I do not deny this consciousness of being, nor the immediate security of here I am that it breathes into us. What I do deny is that all our other convictions must be adjusted to the customary antithesis between the self and the non-self, and that this antithesis is constant. The sensation of cold, of spacious and pleasurable suppleness, that is in me as I open the front door and go out along the half-darkness of the street is neither a supplement to a pre-existing self nor an event that comes coupled to the other event of a continuing and rigorous self.
[…]
There is no whole self. It suffices to walk any distance along the inexorable rigidity that the mirrors of the past open to us in order to feel like outsiders, naively flustered by our own bygone days. There is no community of intention in them, nor are they propelled by the same breeze.

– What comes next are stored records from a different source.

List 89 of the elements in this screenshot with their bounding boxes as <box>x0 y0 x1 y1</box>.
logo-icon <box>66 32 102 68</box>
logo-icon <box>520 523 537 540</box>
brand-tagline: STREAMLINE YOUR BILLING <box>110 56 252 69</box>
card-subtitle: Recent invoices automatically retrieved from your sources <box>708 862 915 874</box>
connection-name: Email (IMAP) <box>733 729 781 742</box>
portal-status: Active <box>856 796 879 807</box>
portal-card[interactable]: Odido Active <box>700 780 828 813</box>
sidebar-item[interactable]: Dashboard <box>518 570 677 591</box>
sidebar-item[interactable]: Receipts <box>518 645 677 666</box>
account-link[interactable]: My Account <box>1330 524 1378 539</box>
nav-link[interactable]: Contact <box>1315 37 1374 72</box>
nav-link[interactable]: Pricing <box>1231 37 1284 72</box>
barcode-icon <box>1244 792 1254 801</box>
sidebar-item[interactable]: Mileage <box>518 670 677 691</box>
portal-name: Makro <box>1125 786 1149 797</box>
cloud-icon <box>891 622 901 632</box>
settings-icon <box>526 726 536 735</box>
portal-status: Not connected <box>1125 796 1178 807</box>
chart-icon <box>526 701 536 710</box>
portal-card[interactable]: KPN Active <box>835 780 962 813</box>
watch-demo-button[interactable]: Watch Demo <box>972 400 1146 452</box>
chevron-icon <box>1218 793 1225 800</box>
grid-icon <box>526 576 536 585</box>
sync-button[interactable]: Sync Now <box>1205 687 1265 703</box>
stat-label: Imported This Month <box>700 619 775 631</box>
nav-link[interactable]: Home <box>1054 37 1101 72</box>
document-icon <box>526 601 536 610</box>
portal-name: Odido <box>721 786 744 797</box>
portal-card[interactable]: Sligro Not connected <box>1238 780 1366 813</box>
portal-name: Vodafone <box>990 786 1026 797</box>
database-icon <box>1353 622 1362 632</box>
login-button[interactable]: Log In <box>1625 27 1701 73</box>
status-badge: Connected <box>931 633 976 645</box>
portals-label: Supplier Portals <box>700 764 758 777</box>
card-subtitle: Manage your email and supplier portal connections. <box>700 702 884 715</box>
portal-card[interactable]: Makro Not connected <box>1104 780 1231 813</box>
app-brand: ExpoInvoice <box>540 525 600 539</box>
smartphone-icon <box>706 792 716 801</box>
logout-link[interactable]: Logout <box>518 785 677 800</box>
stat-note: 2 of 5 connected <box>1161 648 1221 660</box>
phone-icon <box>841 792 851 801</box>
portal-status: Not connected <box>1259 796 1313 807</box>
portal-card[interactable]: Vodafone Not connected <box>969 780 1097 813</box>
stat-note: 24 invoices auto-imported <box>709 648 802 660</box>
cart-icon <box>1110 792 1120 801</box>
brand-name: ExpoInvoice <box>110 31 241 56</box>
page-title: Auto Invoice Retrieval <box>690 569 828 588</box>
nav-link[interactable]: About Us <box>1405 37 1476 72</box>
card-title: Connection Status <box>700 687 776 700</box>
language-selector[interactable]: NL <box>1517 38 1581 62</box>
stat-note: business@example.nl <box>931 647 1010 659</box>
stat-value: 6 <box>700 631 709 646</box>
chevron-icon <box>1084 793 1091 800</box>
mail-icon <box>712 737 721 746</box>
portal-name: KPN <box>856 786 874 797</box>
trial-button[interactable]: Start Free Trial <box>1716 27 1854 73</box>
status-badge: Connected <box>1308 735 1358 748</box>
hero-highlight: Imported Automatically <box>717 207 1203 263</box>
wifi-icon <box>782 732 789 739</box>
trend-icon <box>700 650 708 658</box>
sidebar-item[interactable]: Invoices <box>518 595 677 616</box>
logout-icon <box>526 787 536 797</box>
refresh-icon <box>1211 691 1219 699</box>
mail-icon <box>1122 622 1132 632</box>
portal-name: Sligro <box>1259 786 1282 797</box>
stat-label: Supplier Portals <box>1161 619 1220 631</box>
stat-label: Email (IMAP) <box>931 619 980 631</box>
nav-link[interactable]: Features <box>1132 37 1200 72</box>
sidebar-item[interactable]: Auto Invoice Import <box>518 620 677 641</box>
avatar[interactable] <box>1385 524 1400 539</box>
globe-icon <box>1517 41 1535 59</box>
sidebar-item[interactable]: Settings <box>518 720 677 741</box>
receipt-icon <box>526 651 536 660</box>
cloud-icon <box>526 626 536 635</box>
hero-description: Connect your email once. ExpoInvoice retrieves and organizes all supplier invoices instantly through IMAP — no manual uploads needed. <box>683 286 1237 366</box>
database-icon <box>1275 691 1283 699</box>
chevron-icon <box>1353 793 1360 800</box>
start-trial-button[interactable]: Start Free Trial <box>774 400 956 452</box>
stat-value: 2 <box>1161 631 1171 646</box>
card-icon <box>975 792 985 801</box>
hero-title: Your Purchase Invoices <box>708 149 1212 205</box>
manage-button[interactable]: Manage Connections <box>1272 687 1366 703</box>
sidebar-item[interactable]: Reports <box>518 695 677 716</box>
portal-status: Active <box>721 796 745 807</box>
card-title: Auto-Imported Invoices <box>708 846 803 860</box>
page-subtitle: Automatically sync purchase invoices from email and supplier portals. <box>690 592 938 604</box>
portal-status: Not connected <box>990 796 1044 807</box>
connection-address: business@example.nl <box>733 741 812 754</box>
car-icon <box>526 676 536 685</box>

An infinite time has run its course before my birth; what was I throughout all that time? Metaphysically, the answer might perhaps be: I was always I; that is, all who during that time said I, were in fact I.
Reality has no need of other realities to bolster it. There are no divinities hidden in the trees, nor any elusive thing-in-itself behind appearances, nor a mythological self that orders our actions. Life is truthful appearance.
I, for example, am not the visual reality that my eyes encompass, for if I were, darkness would kill me and nothing would remain in me to desire the spectacle of the world, or even to forget it. Nor am I the audible world that I hear, for in that case silence would erase me and I would pass from sound to sound without memory of the previous one. Subsequent identical lines of argument can be directed toward the senses of smell, taste, and touch, proving not only that I am not the world of appearances — a thing generally known and undisputed — but that the apperceptions that indicate that world are not my self either. That is, I am not my own activity of seeing, hearing, smelling, tasting, touching. Nor am I my body, which is a phenomenon among others. Up to this point the argument is banal; its distinction lies in its application to spiritual matters. Are desire, thought, happiness, and distress my true self? The answer, in accordance with the precept, is clearly in the negative, since those conditions expire without annulling me with them. Consciousness — the final hideout where we might track down the self — also proves unqualified. Once the emotions, the extraneous perceptions, and even ever-shifting thought are dismissed, consciousness is a barren thing, without any appearance reflected in it to make it exist.
The self [is] a mere logical imperative, without qualities of its own or distinctions from individual to individual.